中山大学(広州市)のグループが科学誌「プロテイン・アンド・セル」電子版に発表した。不妊治療クリニックから提供を受けた86個の受精卵の遺伝子を改変した。血液の病気の原因となるヘモグロビンベータ遺伝子の変異を直すことを試みた。
分析できた54個の受精卵のうち狙い通り改変されていたのは4個だけで、それらが分割した細胞には遺伝子が正常化していないものがあった。目標とは別領域の遺伝子配列が変化した受精卵も多く、成長の過程でどんな影響が出るか不安を残す結果となった。研究グループも臨床応用は「時期尚早」で「治療法の信頼性を一層高めることが急務」としている。
使用した手法は遺伝子配列の狙った箇所を切り取って別の配列と置き換える「ゲノム(全遺伝情報)編集」。最近注目を集めている「CRISPR/Cas9」という技術を使った。東京大学の菅野純夫教授によると「短時間で容易にゲノム編集ができる」ため急速に普及している。
受精卵の遺伝子改変のうわさは数カ月前から出ていた。科学誌の米サイエンスと英ネイチャーはそれぞれ3月に、そうした研究をけん制する記事を掲載していた。中山大のグループは海外メディアの取材に、両誌に論文を投稿したが拒否されたと打ち明けている。
サイエンスは審査の有無を明らかにしないが「人間の生殖細胞の操作は深刻な倫理的課題をはらむ」「コンセンサスが醸成されるまですべての投稿論文について技術的、社会的問題がないか慎重に見極める」などとする声明を出した。ネイチャーも審査方針として、生命倫理学者による評価が必要な場合があるとの見解を示した。
プロテイン・アンド・セル誌は中国の高等教育出版社、中国科学アカデミーなどが資金を出してネットで無料公開している。中山大の論文は今年3月30日に投稿、4月1日に受理され、きちんと査読プロセスを経たのか疑問視されている。中国ではほかにも複数のグループが同様の実験をしているもようだ。
国際幹細胞学会は論文発表後、「リスクを詳細に分析し社会的・倫理的観点から幅広い議論がなされるまで生殖細胞のゲノム編集のモラトリアム(一時中止)を」とホームページ上で訴えた。
日本は「遺伝子治療臨床研究に関する指針」でヒトの生殖細胞または胚等の遺伝子改変を禁じている。欧州連合(EU)の多くの国も認めていない。米国は連邦政府予算ではこうした研究を助成しない。
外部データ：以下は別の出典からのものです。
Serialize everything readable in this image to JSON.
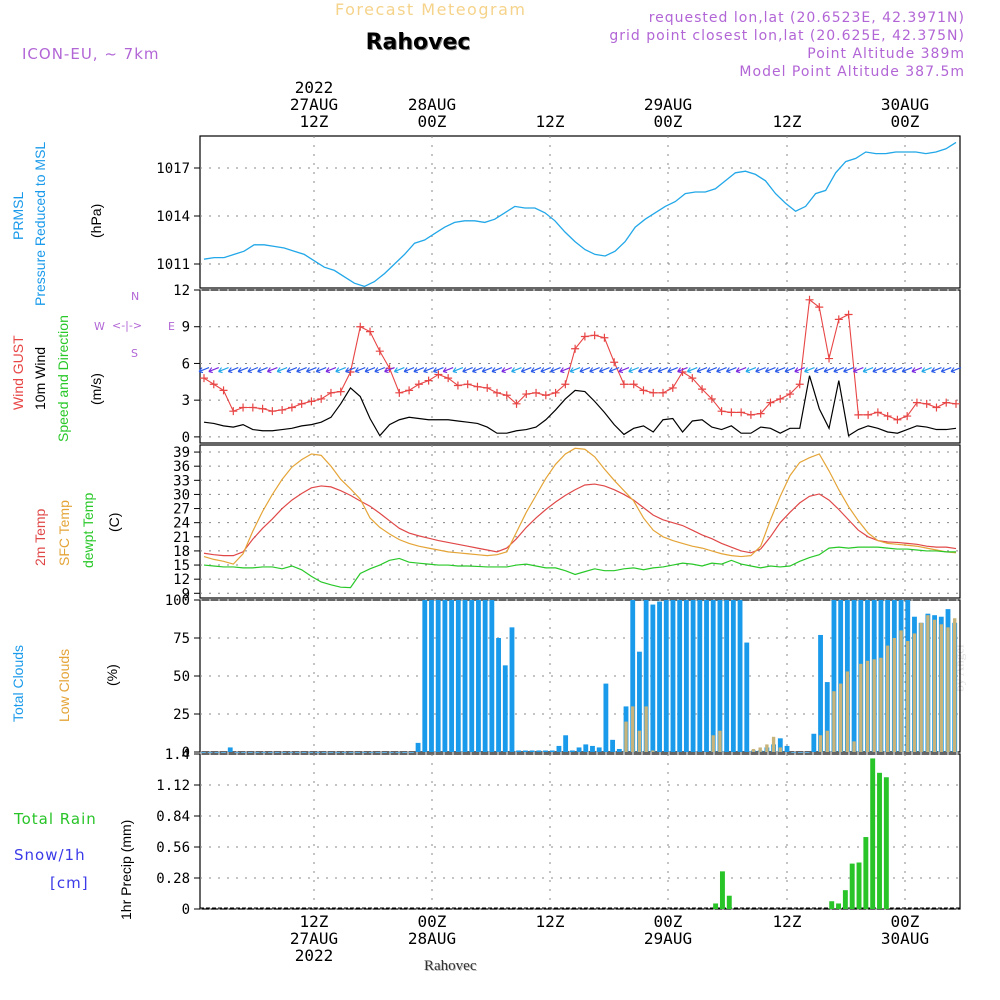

もっとも、国内外のすべての研究者や医師が研究に真っ向から反対しているわけではない。国立成育医療研究センターの小野寺雅史成育遺伝研究部長は「受精卵の段階で遺伝子を治すのは究極の方法」と指摘する。出産後では治しにくい病気もある。受精卵のゲノムを調べ、取捨選択する方がよいともいえない。
より正確な遺伝子改変ができる技術の実用化は「意外に早いかもしれず、日本も人ごとでは済まされない」(小野寺部長)。東大医科学研究所の神里彩子特任准教授は「わかる範囲で技術がどう進みうるかをリストアップし、学会の枠を超えて倫理的な課題などを評価してはどうか」と提案する。社会の側も議論を注視し心構えをしておく必要がある。